Sri Mayuliza, anak korban konflik di Aceh Utara. Menurutnya, perdamaian memberi ruang bagi generasi muda untuk hidup lebih tenang dibandingkan orang tua mereka.

“Dua puluh tahun perdamaian ini saya rasakan sebagai berkah. Di usia 80 tahun kemerdekaan Indonesia, saya berharap perdamaian terus dijaga agar anak-anak tidak mewarisi luka perang, melainkan harapan untuk masa depan lebih baik,” katanya.

Sementara itu, Muhklifah, penggerak kesehatan di Aceh Tamiang, menekankan hubungan erat antara kemerdekaan dan perdamaian.

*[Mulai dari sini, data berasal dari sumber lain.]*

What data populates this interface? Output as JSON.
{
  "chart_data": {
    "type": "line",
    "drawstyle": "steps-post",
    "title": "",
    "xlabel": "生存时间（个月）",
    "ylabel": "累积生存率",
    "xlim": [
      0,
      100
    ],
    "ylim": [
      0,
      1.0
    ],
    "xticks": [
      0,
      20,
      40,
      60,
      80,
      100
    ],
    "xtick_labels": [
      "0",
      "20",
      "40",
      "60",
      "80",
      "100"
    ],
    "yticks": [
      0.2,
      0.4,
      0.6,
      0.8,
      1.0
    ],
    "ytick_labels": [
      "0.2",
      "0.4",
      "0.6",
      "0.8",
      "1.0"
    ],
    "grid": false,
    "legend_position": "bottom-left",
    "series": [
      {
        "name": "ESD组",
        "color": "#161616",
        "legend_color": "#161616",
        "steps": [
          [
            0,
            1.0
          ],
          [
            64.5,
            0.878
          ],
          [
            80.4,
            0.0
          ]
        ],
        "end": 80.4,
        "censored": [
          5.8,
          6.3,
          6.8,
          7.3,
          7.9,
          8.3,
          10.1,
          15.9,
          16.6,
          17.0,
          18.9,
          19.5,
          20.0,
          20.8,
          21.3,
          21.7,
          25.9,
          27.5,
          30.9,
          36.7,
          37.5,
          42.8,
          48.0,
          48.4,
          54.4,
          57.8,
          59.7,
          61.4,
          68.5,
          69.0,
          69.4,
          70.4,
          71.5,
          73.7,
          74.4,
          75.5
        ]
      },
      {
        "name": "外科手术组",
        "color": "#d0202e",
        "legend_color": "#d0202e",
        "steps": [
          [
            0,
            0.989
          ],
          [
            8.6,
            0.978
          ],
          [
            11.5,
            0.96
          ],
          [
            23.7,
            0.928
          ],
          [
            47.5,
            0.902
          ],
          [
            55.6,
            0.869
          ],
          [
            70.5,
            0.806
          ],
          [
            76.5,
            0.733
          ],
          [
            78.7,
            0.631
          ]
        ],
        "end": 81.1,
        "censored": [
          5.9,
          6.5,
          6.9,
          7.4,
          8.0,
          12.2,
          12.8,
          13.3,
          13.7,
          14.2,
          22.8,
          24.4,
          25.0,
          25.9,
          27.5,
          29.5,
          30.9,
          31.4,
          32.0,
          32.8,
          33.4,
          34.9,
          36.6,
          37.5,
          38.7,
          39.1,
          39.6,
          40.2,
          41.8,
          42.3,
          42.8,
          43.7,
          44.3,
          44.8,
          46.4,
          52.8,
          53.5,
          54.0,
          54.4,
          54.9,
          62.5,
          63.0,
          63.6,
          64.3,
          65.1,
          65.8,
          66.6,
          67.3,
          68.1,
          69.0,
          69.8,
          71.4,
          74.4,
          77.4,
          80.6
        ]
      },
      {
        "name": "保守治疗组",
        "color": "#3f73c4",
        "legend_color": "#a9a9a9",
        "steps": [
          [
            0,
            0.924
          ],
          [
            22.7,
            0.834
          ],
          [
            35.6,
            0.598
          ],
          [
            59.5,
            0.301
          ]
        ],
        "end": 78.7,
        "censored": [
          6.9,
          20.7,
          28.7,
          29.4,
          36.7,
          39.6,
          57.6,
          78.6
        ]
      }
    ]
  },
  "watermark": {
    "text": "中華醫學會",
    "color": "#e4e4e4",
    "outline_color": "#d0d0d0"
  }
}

“Merdeka adalah bebas dari bully fisik maupun psikis, dihargai tanpa memandang latar belakang, dan mendapat respek. Damai tercipta dari empati antarindividu. Merdeka dirasakan jasmani, damai dirasakan hati. Keduanya tidak bisa dipisahkan,” jelasnya.

Namun, tidak semua narasumber melihat kemerdekaan dan perdamaian sebagai pencapaian sempurna. Annisa, tokoh perempuan komunitas di Pidie, menyoroti ketimpangan keadilan yang masih terjadi.

“Merdeka tapi masih seperti hidup di zaman penjajahan. Pendidikan, kebebasan berpendapat, dan keadilan masih terbelenggu. Perdamaian hanya di nota Helsinki, implementasinya masih banyak di atas kertas. Saat ini kami bisa beraktivitas lebih bebas, tapi keadilan bagi korban masih janji belaka,” ungkapnya.

Cut Ria, paralegal komunitas di Aceh Besar, menegaskan pentingnya keadilan bagi penyintas kekerasan.

“Delapan puluh tahun Indonesia merdeka dan dua puluh tahun perdamaian, tapi keadilan bagi penyintas kekerasan belum tuntas. Perdamaian sejati tidak cukup tanpa senjata; harus hadir kebenaran, pemulihan, dan pengakuan. Kami tidak menuntut balas, tapi keadilan,” tegasnya.

Khuzaimah, korban konflik di Aceh Utara, menekankan pemulihan trauma dan layanan dasar sebagai prioritas. Ia mengatakan perlunya akses ke layanan kesehatan mental, proses hukum yang adil, partisipasi dalam pembangunan, serta pengakuan atas pengalaman perempuan korban konflik.

“Ini penting agar perempuan korban bisa memulihkan diri dan meningkatkan kualitas hidupnya,” ujarnya.

Mainar, Tuha Peut Banda Aceh mengatakan pasca konflik dan tsunami, selama perdamaian perempuan kini bisa keluar malam tanpa rasa takut, tanpa dibayangi ancaman atau kekerasan.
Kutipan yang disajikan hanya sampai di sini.